Want to know how the ice-cream cone went from the dessert plates of snooty Frenchmen into the fist of some rocky-road-smeared toddler at Baskin-Robbins? Here’s the scoop, plus a few other tidbits of 20th-century ice-cream history.
1770s
Wafer cornets filled with candies, fruit pastes, and creams are served as desserts at fancy dinners throughout Europe.
1807
An engraving by French artist Louis-Philibert Debucourt shows a woman licking ice cream from a wafer cone or cone-shaped holder at the Paris café Frascati.
1850s–1890s
Street vendors in New York sell ice cream in penny licks—small glass containers that must be returned to the vendors after consumption. Breakage is always a problem.

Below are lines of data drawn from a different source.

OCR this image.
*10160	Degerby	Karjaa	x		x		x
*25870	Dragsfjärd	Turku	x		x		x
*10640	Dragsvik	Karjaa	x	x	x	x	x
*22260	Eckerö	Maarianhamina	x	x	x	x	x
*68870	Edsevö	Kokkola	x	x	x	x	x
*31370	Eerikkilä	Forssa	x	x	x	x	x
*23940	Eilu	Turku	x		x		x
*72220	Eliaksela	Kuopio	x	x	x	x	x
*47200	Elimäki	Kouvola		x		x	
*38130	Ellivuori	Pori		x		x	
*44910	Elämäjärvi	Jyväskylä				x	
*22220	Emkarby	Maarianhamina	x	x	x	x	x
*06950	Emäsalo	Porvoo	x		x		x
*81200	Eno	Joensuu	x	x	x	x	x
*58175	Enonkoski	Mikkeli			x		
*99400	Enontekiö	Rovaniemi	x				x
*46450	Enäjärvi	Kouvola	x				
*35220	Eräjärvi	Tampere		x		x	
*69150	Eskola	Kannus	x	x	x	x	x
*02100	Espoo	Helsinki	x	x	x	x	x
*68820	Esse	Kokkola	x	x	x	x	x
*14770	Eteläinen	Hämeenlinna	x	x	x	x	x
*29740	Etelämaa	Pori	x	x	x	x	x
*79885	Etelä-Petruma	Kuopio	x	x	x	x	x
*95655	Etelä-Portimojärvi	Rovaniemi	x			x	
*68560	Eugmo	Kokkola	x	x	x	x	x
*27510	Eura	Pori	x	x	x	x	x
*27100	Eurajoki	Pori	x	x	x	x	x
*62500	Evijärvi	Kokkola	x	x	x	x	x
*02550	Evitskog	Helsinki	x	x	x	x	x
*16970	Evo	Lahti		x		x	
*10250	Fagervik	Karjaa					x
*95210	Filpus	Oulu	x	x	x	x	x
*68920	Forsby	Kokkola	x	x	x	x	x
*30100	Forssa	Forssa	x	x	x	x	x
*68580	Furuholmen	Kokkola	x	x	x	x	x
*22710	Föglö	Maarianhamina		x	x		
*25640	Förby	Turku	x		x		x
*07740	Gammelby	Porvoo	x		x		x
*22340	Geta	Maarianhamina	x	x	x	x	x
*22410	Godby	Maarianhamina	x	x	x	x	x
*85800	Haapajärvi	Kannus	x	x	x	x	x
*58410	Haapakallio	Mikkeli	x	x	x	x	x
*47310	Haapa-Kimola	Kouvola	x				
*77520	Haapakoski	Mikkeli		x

Meanwhile, over in London, vendors start to experiment with different containers for their half-penny ices.
1903
New York italian-ice vendor Italo Marchiony patents a mold for a handheld, edible pastry cup that many people believe to be the United States’s first ice-cream cone or at least an important precursor. However, because his pastries have a flat base rather than a cone-shaped one, he loses later lawsuits claiming that ice-cream-cone makers stole his idea.
1904
Ice-cream cones are invented at the St. Louis World’s Fair, probably by Ernest Hamwi, a Syrian immigrant. When his neighbor, an ice-cream vendor, ran out of bowls to give to customers, Hamwi shaped his zalabia—a flat Middle Eastern pastry—into edible cones. But several other vendors claim to have had the same idea before or at the same time Hamwi did, so the question of who deserves the credit remains hazy. All that’s known for sure is that by the end of the fair, more than 50 stands were selling these World’s Fair cornucopias.
1905
Abe Doumar, another Syrian immigrant, builds the first-ever ice-cream-cone machine. The modified waffle iron makes four cones at a time and is still in use at Doumar’s Cones and Barbecue, a restaurant Abe’s brother founded in 1934 in Norfolk, Virginia.
1914
Wafer-like cake cones show up as an alternative to waffle cones in US ice-cream shops. Early ads emphasize that they’re made in a sanitary factory instead of being hand-rolled.
1999
Richard B. Hartman files a patent for a motorized ice-cream cone. No word on whether it was this design that was eventually tested, mass-produced, and featured on Kathie Lee & Hoda in 2009.
2011
A team of seven gelato artisans completes the world’s largest ice-cream cone in Rimini, Italy. It stands a little more than 9 feet, 2 inches tall and consists of an internal wafer cone set inside a larger white-chocolate cone, which is decorated with 2,000 wafer biscuits.